The only apology for superstition is that it provides consolation for misfortune, of which Burma has had more than its fair share. Elliott submits that during World War II Burma was bombed more than any other Asian country except Japan. Finding their markets swamped with cheap goods imported by the British, the Burmese turned to opium to earn the exorbitant tributes exacted by the colonial government. Adding insult to injury, the British then compelled Burma to pay for its defense during WWII.

Americans had already fostered the drug trade by paying Asian laborers in opium during WWII, though Elliott seems quick to compensate by showing us the obligatory American soldiers dispensing chocolate bars to Sao's children. Then, during the Vietnam War, the CIA helped transform thousands of American soldiers into heroin addicts by ferrying opium from Laos into Thailand. To accomplish this, the CIA received assistance from American missionaries. On the other hand, Elliott shows how the Shan rebels are one of countless insurgency groups manipulating American lawmakers for the grand prize of American aid.

Elliott refers to a rather less publicized scheme involving the Shan State and the Western powers: the region was considered as a possible location for resettlement of Jewish refugees created by the Third Reich. One can hardly imagine a worse marriage than that of Israel and Palestine until one contemplates a mini-Israel nestled in a chronically unstable corner of Southeast Asia. Fortunately, the idea was scrapped.

The White Umbrella is foremost a story of decline: the decline of Empire; of Rangoon's pre-eminence (Elliott says that it was once "Southeast Asia's foremost city"); of Burma's reputation as a land of milk and honey ("That's how it was in the Shan states - people took care of each other, and if you were hungry you only had to reach into a tree.") The book is also about the decline of feudalism and aristocracy; and about our ambivalence toward its decline. As a princess, Sao is either basking in the admiration of her subjects or being accused of parasitism. She tries to downplay her privilege, but her case is not terribly convincing. Her son Tiger, in danger of flunking out of Rangoon University, is admitted to Cambridge instead. Sao hobnobs with Nehru and Mao. The scene with Mao is almost beyond belief. Sao's husband praises the mass murderer's accomplishments, to which Mao answers, "We had to kill about five or six million people to get this far." Oh well.

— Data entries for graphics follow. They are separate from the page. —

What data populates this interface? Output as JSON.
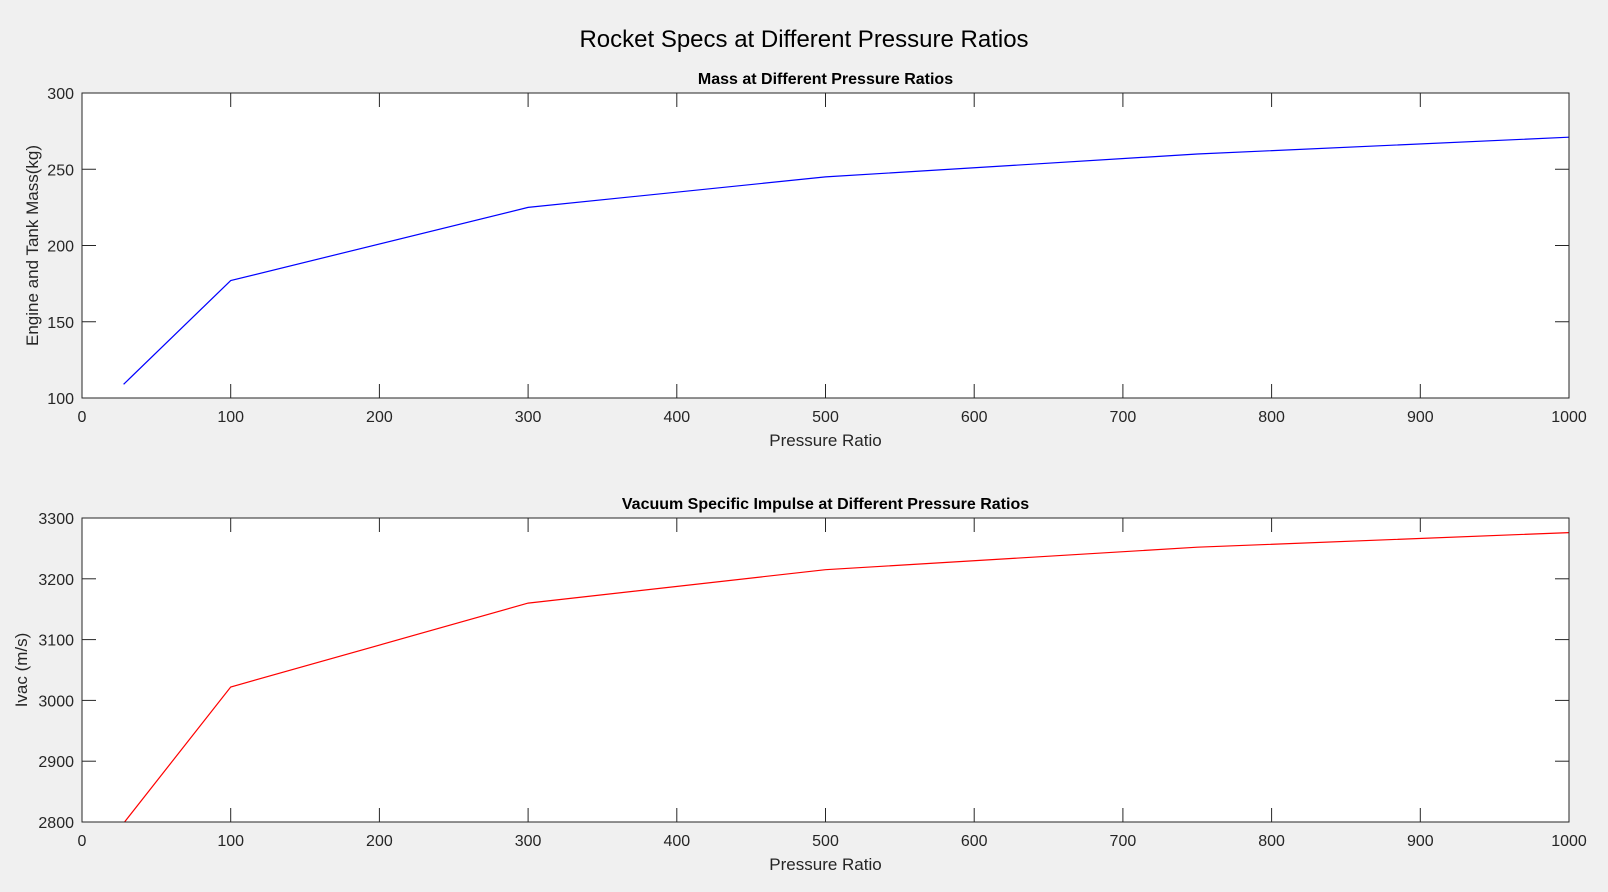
{
  "figure": {
    "title": "Rocket Specs at Different Pressure Ratios",
    "background": "#f0f0f0"
  },
  "chart_data": [
    {
      "type": "line",
      "title": "Mass at Different Pressure Ratios",
      "xlabel": "Pressure Ratio",
      "ylabel": "Engine and Tank Mass(kg)",
      "xlim": [
        0,
        1000
      ],
      "ylim": [
        100,
        300
      ],
      "xticks": [
        0,
        100,
        200,
        300,
        400,
        500,
        600,
        700,
        800,
        900,
        1000
      ],
      "yticks": [
        100,
        150,
        200,
        250,
        300
      ],
      "grid": false,
      "series": [
        {
          "name": "Engine and Tank Mass",
          "color": "#0000ff",
          "x": [
            28,
            100,
            300,
            500,
            750,
            1000
          ],
          "y": [
            109,
            177,
            225,
            245,
            260,
            271
          ]
        }
      ]
    },
    {
      "type": "line",
      "title": "Vacuum Specific Impulse at Different Pressure Ratios",
      "xlabel": "Pressure Ratio",
      "ylabel": "Ivac (m/s)",
      "xlim": [
        0,
        1000
      ],
      "ylim": [
        2800,
        3300
      ],
      "xticks": [
        0,
        100,
        200,
        300,
        400,
        500,
        600,
        700,
        800,
        900,
        1000
      ],
      "yticks": [
        2800,
        2900,
        3000,
        3100,
        3200,
        3300
      ],
      "grid": false,
      "series": [
        {
          "name": "Ivac",
          "color": "#ff0000",
          "x": [
            28,
            100,
            300,
            500,
            750,
            1000
          ],
          "y": [
            2798,
            3022,
            3160,
            3215,
            3252,
            3276
          ]
        }
      ]
    }
  ]
}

As an exile in Thailand, Sao is fearful of Burmese spies. When one such suspect is apprehended, Sao is asked what to do. "Throw him in the river," she says, like a good autocrat. So The White Umbrella ultimately fails as hagiography. But it succeeds as a unique angle on contemporary Burmese history. It is not, however, without its inaccuracies. A crore is "10 million Indian rupees," writes Elliott. Actually it is 10 million anything. And a lakh is not "one million rupees", but 100,000 anything. "The streets were shaded by banyan trees with heart-shaped leaves, of the kind the Buddha sat under to gain enlightenment." I believe those would be Bo trees (ficus religiosa), not banyan trees (ficus benghalensis).

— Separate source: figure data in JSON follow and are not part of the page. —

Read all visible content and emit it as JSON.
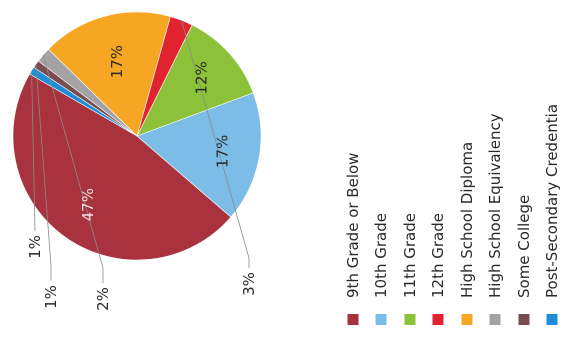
{
  "chart_data": {
    "type": "pie",
    "title": "",
    "categories": [
      "9th Grade or Below",
      "10th Grade",
      "11th Grade",
      "12th Grade",
      "High School Diploma",
      "High School Equivalency",
      "Some College",
      "Post-Secondary Credentia"
    ],
    "values": [
      47,
      17,
      12,
      3,
      17,
      2,
      1,
      1
    ],
    "labels": [
      "47%",
      "17%",
      "12%",
      "3%",
      "17%",
      "2%",
      "1%",
      "1%"
    ],
    "colors": [
      "#a8323e",
      "#7cbde8",
      "#8cc23a",
      "#e0232e",
      "#f6a623",
      "#a3a3a3",
      "#7b4b52",
      "#1d8ed6"
    ],
    "legend_position": "right",
    "orientation": "rotated 90° counter-clockwise"
  }
}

But let not these errors distract from the main point: no white umbrella for Burma just now, but a jackboot. But don't save all your tears for the exiled princess, whatever one may think of living in chilly Canada. For there is a middle way between aristocracy and authoritarianism, and that is the democracy the Burmese people requested and deserve. With a few cheers from the sidelines, and a few more books like Elliott's, perhaps the white umbrella will one day unfurl.

- The End -

Review of Patricia Elliott's The White Umbrella, Post Books, 1999.